有些统计则不行,比如非PARTITION KEY的栏位distinct value.来看看这个例子
SQL> create table t3 (a int,b varchar2(100))
2 partition by range(a)
3 (partition p1 values less than (5),
4 partition p2 values less than (15),
5 partition p3 values less than (20));
Table created.
SQL> select b,count(*) from t3 group by b;
B COUNT(*)
------------------------------ ----------
mnb 1
abcd 100
df 900
efg 100
先看看不收集全局状态,通过dbms_stats在分区级别来收集,全局级别则由汇聚得到(没有直方图).
SQL> exec dbms_stats.gather_table_stats(tabname=>'T3',ownname=>'FRANK',granularity=>'PARTITION');
PL/SQL procedure successfully completed.
SQL> select table_name,global_stats,num_rows
2 from dba_tables where owner='FRANK' and table_name='T3'
3 ;
TABLE_NAME GLOBAL_STATS NUM_ROWS
------------------------------ ------------ ----------
T3 NO 1101
GLOBAL_STATS字段为NO表示当前没有收集GLOBAL_STATS,只是通过分区级别的汇聚得到。
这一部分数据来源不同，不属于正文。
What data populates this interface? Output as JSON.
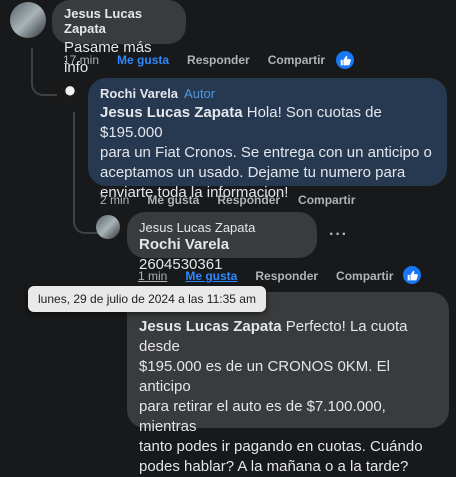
{
  "comments": [
    {
      "author": "Jesus Lucas Zapata",
      "text": "Pasame más info",
      "time": "17 min",
      "like_label": "Me gusta",
      "reply_label": "Responder",
      "share_label": "Compartir"
    },
    {
      "author": "Rochi Varela",
      "author_badge": "Autor",
      "mention": "Jesus Lucas Zapata",
      "text_lines": [
        " Hola! Son cuotas de $195.000",
        "para un Fiat Cronos. Se entrega con un anticipo o",
        "aceptamos un usado. Dejame tu numero para",
        "enviarte toda la informacion!"
      ],
      "time": "2 min",
      "like_label": "Me gusta",
      "reply_label": "Responder",
      "share_label": "Compartir"
    },
    {
      "author": "Jesus Lucas Zapata",
      "mention": "Rochi Varela",
      "text": " 2604530361",
      "more_label": "···",
      "time": "1 min",
      "like_label": "Me gusta",
      "reply_label": "Responder",
      "share_label": "Compartir"
    },
    {
      "author": "Rochi Varela",
      "author_badge": "Autor",
      "mention": "Jesus Lucas Zapata",
      "text_lines": [
        " Perfecto! La cuota desde",
        "$195.000 es de un CRONOS 0KM. El anticipo",
        "para retirar el auto es de $7.100.000, mientras",
        "tanto podes ir pagando en cuotas. Cuándo",
        "podes hablar? A la mañana o a la tarde?"
      ]
    }
  ],
  "tooltip": "lunes, 29 de julio de 2024 a las 11:35 am",
  "reaction_icon": "thumbs-up-icon",
  "colors": {
    "like": "#2d88ff",
    "author_badge": "#4e97e0",
    "reaction_bg": "#1877f2"
  }
}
但是通过这种汇聚得到
的统计会对谓词评估产生不准的结果,如
SQL> explain plan for select * from t3 where b='df';
Explained.
--------------------------------------------------------------------------------------------
| Id | Operation | Name | Rows | Bytes | Cost (%CPU)| Time | Pstart| Pstop |
--------------------------------------------------------------------------------------------
| 0 | SELECT STATEMENT | | 367 | 2202 | 6 (0)| 00:00:01 | | |
| 1 | PARTITION RANGE ALL| | 367 | 2202 | 6 (0)| 00:00:01 | 1 | 3 |
|* 2 | TABLE ACCESS FULL | T3 | 367 | 2202 | 6 (0)| 00:00:01 | 1 | 3 |
--------------------------------------------------------------------------------------------
评估的结果是367行.
SQL> select table_name,owner,num_distinct
2 from dba_tab_col_statistics
3 where owner='FRANK' and table_name='T3' and column_name='B'
4 ;
TABLE_NAME OWNER NUM_DISTINCT
------------------------------ ------------------------------ ------------
T3 FRANK 3
1101/3=367 ,可以看出num_distinct的值和真实的num_distinct不相等,所以造成了不准确的谓词评估。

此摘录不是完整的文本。